Last not least here is the text-service:
package fri.springboot.service;
public interface TextService
{
String getText();
}
package fri.springboot.service.impl;
import org.springframework.beans.factory.annotation.Value;
import org.springframework.stereotype.Service;
import fri.springboot.service.TextService;
@Service
public class TextServiceImpl implements TextService
{
@Value("${greeting}")
private String greeting;
public String getText() {
return greeting;
}
}
The @Value
annotation refers to a Spring Boot application-property. It is written as "${name_of_the_property}". The value of that property gets injected into the field greeting
. That way we can configure the output text even after deployment of the application by providing an alternative application.properties
file.
Read Spring documentation about where this file will be searched by Spring Boot. By default it is in src/main/resources/application.properties
:
greeting = Hello World for Everyone!
#output = stderr
#output = stdout
"Hello World for Everyone!" is the text we saw in the console output above.
When Spring Boot finds a class annotated with @Configuration
, it will call all methods inside of it that are annotated with @Bean
. The resulting beans will be available in application context.

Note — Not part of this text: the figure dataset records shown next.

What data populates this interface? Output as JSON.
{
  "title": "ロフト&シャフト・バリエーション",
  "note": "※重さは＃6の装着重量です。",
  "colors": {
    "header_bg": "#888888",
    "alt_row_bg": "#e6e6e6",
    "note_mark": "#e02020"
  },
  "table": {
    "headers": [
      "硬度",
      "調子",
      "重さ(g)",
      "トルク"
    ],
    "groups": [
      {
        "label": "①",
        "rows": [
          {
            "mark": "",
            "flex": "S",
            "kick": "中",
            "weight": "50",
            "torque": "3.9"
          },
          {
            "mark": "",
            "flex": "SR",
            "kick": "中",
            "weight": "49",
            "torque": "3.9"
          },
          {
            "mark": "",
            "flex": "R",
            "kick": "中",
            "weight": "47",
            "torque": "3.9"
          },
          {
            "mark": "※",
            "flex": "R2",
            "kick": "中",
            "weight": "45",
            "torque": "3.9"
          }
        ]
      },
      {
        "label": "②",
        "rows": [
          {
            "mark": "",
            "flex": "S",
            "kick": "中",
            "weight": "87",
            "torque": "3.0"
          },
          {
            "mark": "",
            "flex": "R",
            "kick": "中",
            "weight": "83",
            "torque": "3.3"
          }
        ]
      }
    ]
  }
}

package fri.springboot.configuration;
import java.io.PrintStream;
import org.springframework.boot.autoconfigure.condition.ConditionalOnProperty;
import org.springframework.context.annotation.Bean;
import org.springframework.context.annotation.Configuration;
@Configuration
public class OutputStderrConfiguration
{
@Bean
@ConditionalOnProperty(name = "output", havingValue = "stderr")
public PrintStream outputStream() {
return System.err;
}
}
package fri.springboot.configuration;
import java.io.PrintStream;
import org.springframework.boot.autoconfigure.condition.ConditionalOnProperty;
import org.springframework.context.annotation.Bean;
import org.springframework.context.annotation.Configuration;
@Configuration
public class OutputStdoutConfiguration
{
@Bean
@ConditionalOnProperty(name = "output", havingValue = "stdout", matchIfMissing = true)
public PrintStream outputStream() {
return System.out;
}
}
The "outputStream" bean is what the @Qualifier
in output-service referred to. Both configuration classes provide a method outputStream()
, so both resulting beans would be named "outputStream". Will we get two beans with the same name, or will one overwrite the other?
The Spring Boot condition-annotations will take care of that. An application property is used to decide (thus this is configurable after deployment).
@ConditionalOnProperty(name = "output", havingValue = "stdout", matchIfMissing = true)
will win due to the matchIfMissing = true
attribute. @ConditionalOnProperty(name = "output", havingValue = "stdout", matchIfMissing = true)
will win. @ConditionalOnProperty(name = "output", havingValue = "stderr")
will win. So just when property "output" carries the value "stderr", the output-service will write to stderr. In all other cases it will write to stdout.
That way Spring Boot introduced a configuration language in the shape of annotations by which you can implement conditional logic. But you must know the semantic of the Spring annotations to be able to read such source code. Lots of conditional annotations are available.
On startup you can switch to a different application.properties
file, using a naming convention on the file name. When you run your Spring Boot application without command line parameters, it will search for a file named application.properties
. But when you run it with --spring.profiles.active=dev
like in
mvn package
java -jar target/my-spring-boot-starter-0.0.1-SNAPSHOT.jar --spring.profiles.active=dev
it will look for
application-dev.properties
instead of application.properties
. In this case the name of the active profile is "dev". You can extend this concept by any identifier you like.